Despite the early success of Bolsa Família, three concerns remain. The first
is over fraud. Because money is paid directly to the beneficiary's debit
card, there is little scope for leakage. The question is whether local
governments are collecting accurate data on eligibility and enforcing the
conditions. Some 15% of municipal councils make the improbable claim that
100% of pupils are in school 100% of the time. Despite this, most of the
money does go to the right people: 70% ends up in the pockets of the poorest
20% of families, the World Bank finds.
Second, some people worry that Bolsa Família will end up as a permanent
feature of Brazilian society, rather than a temporary boost aimed at
changing the opportunities available to the poorest.

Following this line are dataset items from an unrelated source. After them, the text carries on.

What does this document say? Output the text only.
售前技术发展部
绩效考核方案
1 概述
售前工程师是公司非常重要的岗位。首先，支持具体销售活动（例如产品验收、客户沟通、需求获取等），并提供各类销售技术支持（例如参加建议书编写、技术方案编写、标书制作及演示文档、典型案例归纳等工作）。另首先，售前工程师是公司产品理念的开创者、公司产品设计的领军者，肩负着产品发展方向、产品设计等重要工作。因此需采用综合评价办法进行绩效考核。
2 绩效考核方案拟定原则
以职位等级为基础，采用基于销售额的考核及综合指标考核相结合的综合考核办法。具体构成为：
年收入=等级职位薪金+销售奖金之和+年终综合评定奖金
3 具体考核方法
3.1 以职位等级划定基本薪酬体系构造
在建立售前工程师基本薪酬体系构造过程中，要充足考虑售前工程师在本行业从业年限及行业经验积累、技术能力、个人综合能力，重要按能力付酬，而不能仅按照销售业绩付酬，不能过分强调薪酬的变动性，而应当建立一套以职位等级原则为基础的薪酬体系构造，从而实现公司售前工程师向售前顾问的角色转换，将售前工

Whether this happens
will depend largely on whether Brazil's public schools improve fast enough
to give all their new pupils a reasonable education. Since the scheme began
on a large scale only in 2003, it is still too early to tell.
Third, Bolsa Família is sometimes equated with straightforward vote-buying.
That is unfair. Luiz Inácio Lula da Silva's name is strongly associated with
the scheme—even among some people in Alagoas who are unaware that he is
Brazil's president. But their gratitude does not extend to support for his
Workers' Party. There are signs that mayors who administer the programme
well get a reward at the polls while those who do not suffer. For a
relatively modest outlay (0.8% of GDP), Brazil is getting a good return. If
only the same could be said of the rest of what the government spends.